With that many awards, shouldn't we all get nominated for something sometime during our careers? Is it an honor to be nominated when there are so many? Does the sheer number of them undermine their value?
I agree with Mary Gaitskill, author of Veronica, which was a finalist for this year's National Book Award. Forget about recognition, forget about honor, forget about feeling one with your fellow writers while you're all attending a nice reception. (All mentioned in the L.A. Times article) Book awards and book award nominations sell books. At the very least, they get your book in general interest publications so the public might see the title.
I know that sounds crass, but there are a huge number of books published these days, while the number of book reviewing spots hasn't budged. It's extremely difficult to get anyone in book publishing to pay attention to a new title. The general reader hears about only a small percentage of the books that are published each year. An award nomination gets your name in the paper, which is what the average reader reads.
An example? My local city paper rarely--rarely--publishes reviews of children's books. No book I have ever written has received any attention from that paper's book editor.

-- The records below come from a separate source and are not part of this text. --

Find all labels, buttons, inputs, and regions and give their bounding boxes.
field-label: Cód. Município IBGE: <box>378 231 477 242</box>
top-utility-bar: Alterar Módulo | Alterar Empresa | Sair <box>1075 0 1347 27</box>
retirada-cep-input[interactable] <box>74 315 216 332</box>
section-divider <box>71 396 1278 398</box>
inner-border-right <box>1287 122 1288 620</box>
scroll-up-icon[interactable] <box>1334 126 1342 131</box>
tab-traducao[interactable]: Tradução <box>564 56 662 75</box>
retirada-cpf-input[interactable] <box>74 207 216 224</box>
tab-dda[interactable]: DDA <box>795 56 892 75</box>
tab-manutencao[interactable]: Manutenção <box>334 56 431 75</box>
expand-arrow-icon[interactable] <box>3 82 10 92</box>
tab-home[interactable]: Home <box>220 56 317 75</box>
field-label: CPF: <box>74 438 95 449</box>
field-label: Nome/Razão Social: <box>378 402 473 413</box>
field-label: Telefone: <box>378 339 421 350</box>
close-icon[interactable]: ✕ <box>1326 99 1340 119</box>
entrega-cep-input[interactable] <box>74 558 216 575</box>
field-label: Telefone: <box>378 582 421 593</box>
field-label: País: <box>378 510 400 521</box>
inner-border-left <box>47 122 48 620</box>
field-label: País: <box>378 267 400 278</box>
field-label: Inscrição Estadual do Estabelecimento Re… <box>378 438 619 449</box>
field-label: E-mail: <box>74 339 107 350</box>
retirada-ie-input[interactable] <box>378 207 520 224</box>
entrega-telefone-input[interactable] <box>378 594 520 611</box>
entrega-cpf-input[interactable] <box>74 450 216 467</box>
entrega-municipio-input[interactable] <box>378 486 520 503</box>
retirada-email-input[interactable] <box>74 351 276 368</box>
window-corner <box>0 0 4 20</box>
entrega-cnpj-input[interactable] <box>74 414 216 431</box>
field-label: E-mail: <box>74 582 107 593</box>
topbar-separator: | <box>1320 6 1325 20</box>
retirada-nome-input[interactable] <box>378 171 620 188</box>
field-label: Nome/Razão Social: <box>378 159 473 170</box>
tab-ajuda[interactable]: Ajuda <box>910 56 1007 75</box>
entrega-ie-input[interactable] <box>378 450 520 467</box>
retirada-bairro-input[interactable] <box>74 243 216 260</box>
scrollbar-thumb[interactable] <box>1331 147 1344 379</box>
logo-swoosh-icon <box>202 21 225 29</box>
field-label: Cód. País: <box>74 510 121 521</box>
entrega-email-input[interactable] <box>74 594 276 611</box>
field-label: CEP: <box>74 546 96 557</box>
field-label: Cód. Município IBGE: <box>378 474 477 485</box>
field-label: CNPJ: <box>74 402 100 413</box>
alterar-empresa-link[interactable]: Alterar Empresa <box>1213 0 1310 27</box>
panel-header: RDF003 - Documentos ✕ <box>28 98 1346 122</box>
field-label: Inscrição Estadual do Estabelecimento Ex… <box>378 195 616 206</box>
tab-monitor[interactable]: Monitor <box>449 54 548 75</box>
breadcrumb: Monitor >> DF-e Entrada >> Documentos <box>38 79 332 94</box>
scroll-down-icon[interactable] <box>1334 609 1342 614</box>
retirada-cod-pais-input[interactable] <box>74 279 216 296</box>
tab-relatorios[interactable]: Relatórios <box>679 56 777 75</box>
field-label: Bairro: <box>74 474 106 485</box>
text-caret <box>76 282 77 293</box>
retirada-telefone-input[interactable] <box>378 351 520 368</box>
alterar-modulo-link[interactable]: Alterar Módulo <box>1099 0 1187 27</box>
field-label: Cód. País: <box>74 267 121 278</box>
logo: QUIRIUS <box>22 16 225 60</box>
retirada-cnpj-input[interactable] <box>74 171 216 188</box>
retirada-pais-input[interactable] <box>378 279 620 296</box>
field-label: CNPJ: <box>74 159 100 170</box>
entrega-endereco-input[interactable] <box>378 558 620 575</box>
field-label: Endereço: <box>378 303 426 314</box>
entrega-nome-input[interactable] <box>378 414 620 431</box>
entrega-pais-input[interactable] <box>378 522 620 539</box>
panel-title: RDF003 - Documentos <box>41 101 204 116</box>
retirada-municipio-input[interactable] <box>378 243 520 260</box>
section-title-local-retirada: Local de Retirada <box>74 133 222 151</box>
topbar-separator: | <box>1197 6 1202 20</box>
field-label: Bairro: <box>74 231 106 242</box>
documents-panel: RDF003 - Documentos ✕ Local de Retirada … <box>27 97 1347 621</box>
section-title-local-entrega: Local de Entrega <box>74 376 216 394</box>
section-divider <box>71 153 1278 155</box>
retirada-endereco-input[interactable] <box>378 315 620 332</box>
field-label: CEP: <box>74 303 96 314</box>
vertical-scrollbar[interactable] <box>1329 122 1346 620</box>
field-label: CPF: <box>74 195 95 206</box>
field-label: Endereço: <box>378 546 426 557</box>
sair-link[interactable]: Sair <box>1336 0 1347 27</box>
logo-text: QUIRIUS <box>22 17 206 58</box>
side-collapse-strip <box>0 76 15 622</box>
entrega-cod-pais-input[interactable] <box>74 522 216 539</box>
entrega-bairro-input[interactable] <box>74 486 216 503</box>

However, last year I was nominated for a Connecticut Book Award and at least got a mention in the article on the nominees. Pegi Deitz Shea, who won the award for children's literature that year, actually was given a couple of paragraphs in an article a week or two later.
I know that doesn't sound like much, but in the competition for press, which is as demanding as the competition for awards, we did good.
Thanks to ArtsJournal.com for the L.A. Times link.